Conclusion

Nous avons tenté de donner un aperçu sur l’engagement pacifiste de Giono. Cet engagement s’inscrit dans un mouvement assez vaste mené par les intellectuels durant les années qui précèdent la guerre. Giono partage avec eux certaines positions comme la lutte contre le fascisme. Ses essais se font parfois l’écho de certaines de leurs idées. Mais l’intransigeance de sa position pacifiste, et peut-être la part d’utopie qui alimente ses idées et qu’il exprime dans certains de ses textes, particulièrement dans ce qu ’il appelle les « Messages  », accentue progressivement sans doute, la divergence des vues et l’éloigne de certains d’entre eux. D’autre part son engagement pacifiste se manifeste à la fois par l’action proprement dite et par l’écriture. L’écriture, elle-même est action, puisqu’il s’agit de manifestes, de messages, d’actes, de déclarations, etc.

Dès Refus d’obéissance , il fixe les principes de son engagement, qu’il ne cessera de rappeler dans tous les autres essais. Il s’agit de lutter par tous les moyens contre la guerre, même en désobéissant à l’ordre de la mobilisation. Mais cet engagement dépasse le cadre d’un comportement individuel et prend la forme d’un message universel. Il s’agit pour Giono de faire partager ses positions par les autres, mêmes si celles-ci vont à l’encontre de certaines valeurs établies, telles que celle de l’héroïsme, celle du sacrifice, etc. C’est au nom d’une valeur plus grande ( la lutte pour la vie) que Giono mène son combat.

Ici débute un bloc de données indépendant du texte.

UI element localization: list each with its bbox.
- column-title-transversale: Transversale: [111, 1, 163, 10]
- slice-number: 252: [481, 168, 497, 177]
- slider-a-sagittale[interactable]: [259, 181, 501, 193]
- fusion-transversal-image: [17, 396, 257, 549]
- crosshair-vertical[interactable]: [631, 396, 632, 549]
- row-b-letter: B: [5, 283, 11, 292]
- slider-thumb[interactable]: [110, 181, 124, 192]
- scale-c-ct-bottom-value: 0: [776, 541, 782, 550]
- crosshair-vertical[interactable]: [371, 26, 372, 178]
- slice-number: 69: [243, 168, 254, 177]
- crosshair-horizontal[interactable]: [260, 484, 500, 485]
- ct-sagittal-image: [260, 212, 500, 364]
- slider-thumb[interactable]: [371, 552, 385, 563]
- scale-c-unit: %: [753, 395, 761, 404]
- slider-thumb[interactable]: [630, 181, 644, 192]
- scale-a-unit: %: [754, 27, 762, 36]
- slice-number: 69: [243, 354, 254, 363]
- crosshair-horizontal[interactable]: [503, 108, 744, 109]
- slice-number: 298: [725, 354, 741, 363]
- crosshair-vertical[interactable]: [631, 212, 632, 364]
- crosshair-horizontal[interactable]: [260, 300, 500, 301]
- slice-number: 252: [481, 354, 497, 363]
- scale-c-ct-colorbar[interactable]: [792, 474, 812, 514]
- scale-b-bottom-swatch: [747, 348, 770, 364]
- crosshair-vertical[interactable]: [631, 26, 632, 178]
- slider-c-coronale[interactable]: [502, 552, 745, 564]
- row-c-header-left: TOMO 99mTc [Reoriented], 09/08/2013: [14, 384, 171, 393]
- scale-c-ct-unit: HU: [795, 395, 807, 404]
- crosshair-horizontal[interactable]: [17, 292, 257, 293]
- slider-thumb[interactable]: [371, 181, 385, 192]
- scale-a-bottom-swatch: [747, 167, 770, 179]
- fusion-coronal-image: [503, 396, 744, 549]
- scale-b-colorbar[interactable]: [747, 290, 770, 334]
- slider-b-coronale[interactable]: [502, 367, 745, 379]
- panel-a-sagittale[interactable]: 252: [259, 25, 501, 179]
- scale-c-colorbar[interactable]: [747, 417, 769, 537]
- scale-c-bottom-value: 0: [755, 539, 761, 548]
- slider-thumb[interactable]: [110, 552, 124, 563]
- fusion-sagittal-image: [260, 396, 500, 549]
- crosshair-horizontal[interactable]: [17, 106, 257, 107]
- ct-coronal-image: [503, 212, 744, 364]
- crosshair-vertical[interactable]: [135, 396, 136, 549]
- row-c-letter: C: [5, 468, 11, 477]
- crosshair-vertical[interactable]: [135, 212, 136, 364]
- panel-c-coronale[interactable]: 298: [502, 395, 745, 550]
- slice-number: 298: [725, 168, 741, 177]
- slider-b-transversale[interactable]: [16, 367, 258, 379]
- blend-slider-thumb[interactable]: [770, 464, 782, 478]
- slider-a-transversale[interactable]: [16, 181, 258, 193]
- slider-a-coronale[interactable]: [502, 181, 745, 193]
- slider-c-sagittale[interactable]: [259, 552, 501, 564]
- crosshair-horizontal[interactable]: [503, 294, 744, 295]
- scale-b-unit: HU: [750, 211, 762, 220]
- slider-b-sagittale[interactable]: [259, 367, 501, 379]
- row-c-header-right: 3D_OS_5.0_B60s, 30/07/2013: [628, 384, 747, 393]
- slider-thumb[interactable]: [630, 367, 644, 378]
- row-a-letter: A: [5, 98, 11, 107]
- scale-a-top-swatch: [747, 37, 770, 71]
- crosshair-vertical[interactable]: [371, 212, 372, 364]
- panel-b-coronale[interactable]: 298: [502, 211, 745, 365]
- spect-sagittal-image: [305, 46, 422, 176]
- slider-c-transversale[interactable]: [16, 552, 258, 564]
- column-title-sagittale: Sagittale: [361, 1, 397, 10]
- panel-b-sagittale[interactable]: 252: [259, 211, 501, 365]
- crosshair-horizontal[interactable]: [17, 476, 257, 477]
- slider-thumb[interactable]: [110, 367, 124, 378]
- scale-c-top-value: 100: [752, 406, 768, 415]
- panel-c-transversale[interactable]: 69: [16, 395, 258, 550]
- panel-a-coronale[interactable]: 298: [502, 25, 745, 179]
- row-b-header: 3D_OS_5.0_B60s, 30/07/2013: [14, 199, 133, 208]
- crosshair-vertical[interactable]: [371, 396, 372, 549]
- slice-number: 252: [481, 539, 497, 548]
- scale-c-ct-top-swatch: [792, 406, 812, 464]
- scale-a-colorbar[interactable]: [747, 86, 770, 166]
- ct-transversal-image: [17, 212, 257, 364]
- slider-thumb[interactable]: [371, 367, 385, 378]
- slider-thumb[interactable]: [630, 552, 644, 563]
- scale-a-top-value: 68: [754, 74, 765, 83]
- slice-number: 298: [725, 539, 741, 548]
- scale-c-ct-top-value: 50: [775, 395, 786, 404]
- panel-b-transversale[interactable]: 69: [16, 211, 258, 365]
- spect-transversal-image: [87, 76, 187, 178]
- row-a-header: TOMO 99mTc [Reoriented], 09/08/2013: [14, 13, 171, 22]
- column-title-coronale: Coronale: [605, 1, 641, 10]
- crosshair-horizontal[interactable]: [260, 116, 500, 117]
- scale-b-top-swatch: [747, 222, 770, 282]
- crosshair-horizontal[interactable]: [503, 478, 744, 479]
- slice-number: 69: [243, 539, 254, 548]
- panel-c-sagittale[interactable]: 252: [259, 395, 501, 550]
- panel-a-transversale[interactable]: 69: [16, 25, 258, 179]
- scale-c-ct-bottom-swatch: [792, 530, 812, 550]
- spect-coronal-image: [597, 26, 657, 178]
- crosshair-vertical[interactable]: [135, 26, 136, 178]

En outre, Giono tente d’élaborer une éthique sur laquelle repose son engagement. Il se fixe des principes qu’il tente de suivre, sans peut-être vraiment tenir compte des aléas de la politique et des changements qui interviennent (compromis, volte-face, calculs, etc.). L’arrivée inéluctable de la guerre ne le surprend pas mais vient lui rappeler la difficulté de concilier la théorie à la pratique. L’action, qui n’est pas chez lui séparée de l’écriture, revêt quelquefois un caractère qui n’a pas beaucoup de rapport avec la réalité.

Les « Essais pacifistes » posent donc le problème essentiel du rapport de l’écriture avec la réalité. Cette écriture, qui se veut action, se trouve prise dans ses propres contradictions. La tentative de faire coïncider l’acte et la parole est une tentative vaine, parce que la parole va souvent au-delà de l’acte lui-même.

Par ailleurs, malgré l’importance de son action qui, on l’a vu, touche beaucoup de personnes, son engagement reste, à notre avis, un engagement très personnel. Le fait de se rendre, au lendemain de la mobilisation, à la caserne de Digne pour être mobilisé, geste qui a paru pour ses amis inexplicable, voir indigne pour quelqu’un qui a toujours appelé à la désobéissance, va bien dans le sens de la responsabilité individuelle. En effet, ce geste, dont il ne parlera pas d’ailleurs, s’inscrit, à notre avis, dans cette idée que ses actions n’engagent que lui. Rappelons encore cette expression qui lui est chère et qui dit qu’il faut que chacun « fasse ses comptes». Chacun est responsable de ce qu’il fait. Giono ne veut pas assurer le rôle de guide. Il se comporte, dans une large mesure, conformément à son éthique.